A series of fluorinated antimony(V) porphyrins, SbTPP(OMe)2·PF6, SbTPP(OTFE)2·PF6, SbT(4F)PP(OMe)2·PF6, SbT(35F)PP(OMe)2·PF6, SbT(345F)PP(OMe)2·PF6, SbT(4CF3)PP(OMe)2·PF6, SbT(35CF3)PP(OMe)2·PF6, and
SbT(35CF3)PP(OTFE)2·PF6, have
been synthesized with phenyl [P], 4-fluorophenyl [(4F)P], 3,5-difluorophenyl
[(35F)P], 3,4,5-difluorophenyl [(345F)P], 4-trifluoromethylphenyl
[(4CF3)P], and 3,5-bis(trifluoromethyl)phenyl [(35CF3)P], in the meso-positions. Additionally, the SbTPP(OTFE)2·PF6 and SbT(35CF3)PP(OTFE)2·PF6 carry trifluoroethoxy units in their
axial-positions. The fluorination on the porphyrin peripherals ranges
from zero fluorine atoms in SbTPP(OMe)2·PF6 to 30 fluorine atoms in SbT(35CF3)PP(OTFE)2·PF6. X-ray crystallography confirmed the structures
of the investigated antimony(V) porphyrins. The absorption spectra
depend on the number of fluorine atoms as it is blue-shifted with
increasing fluorination. The series also exhibited rich redox chemistry
with two reduction processes and one oxidation process. Remarkably,
these porphyrins manifested the lowest reduction potentials reported
among the main-group porphyrins, which are as low as −0.08
V vs SCE for SbT(35CF3)PP(OTFE)2·PF6. On the contrary, the oxidation potentials were found to
be very large, that is equal to 2.20 V vs SCE or even higher for SbT(4CF3)PP(OMe)2·PF6 or SbT(35CF3)PP(OMe)2·PF6 and SbT(35CF3)PP(OTFE)2·PF6, respectively. These unprecedented
potentials are due to a combination of two factors: (i) the +5-oxidation
state of antimony in the porphyrin cavity and (ii) the presence of
the strong electron-withdrawing fluorine atoms on the porphyrin peripherals.

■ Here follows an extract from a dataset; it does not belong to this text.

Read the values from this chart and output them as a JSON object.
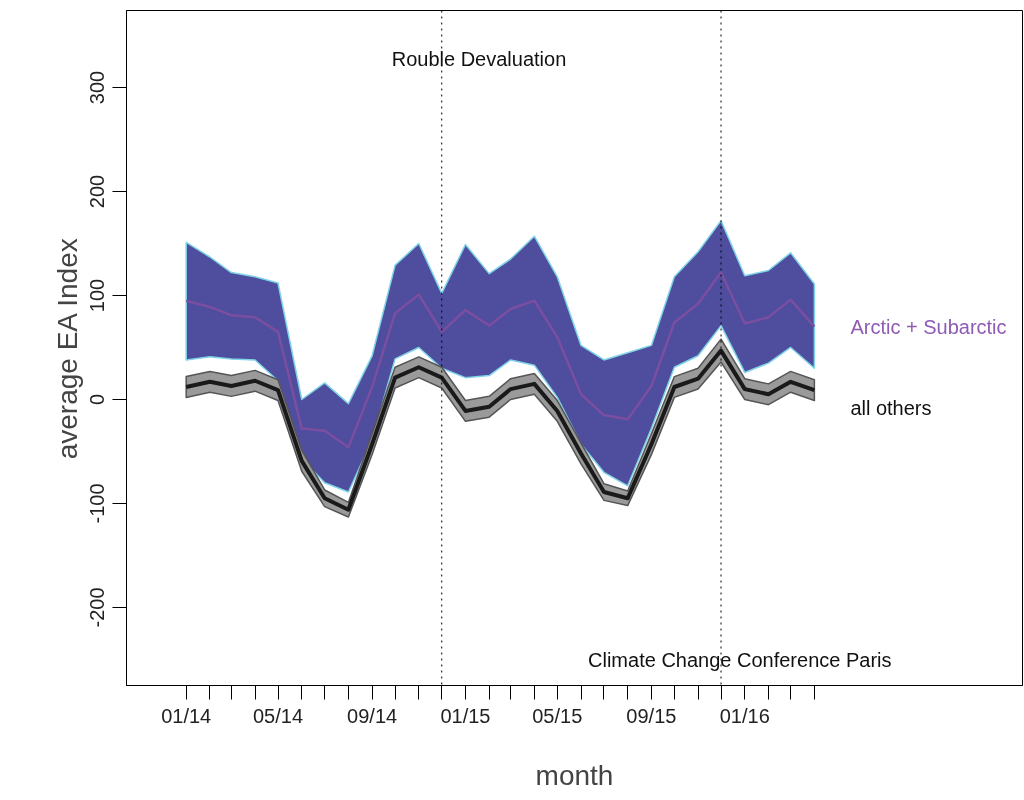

Density functional theory (DFT) calculations were used to support
the experimental results. The systematic study of antimony(V) porphyrins,
especially their high potentials, make them ideal for the construction
of photoelectrodes and excellent electron acceptors for photoelectrochemical
cells and artificial photosynthetic systems, respectively, for solar
energy conversion and storage applications.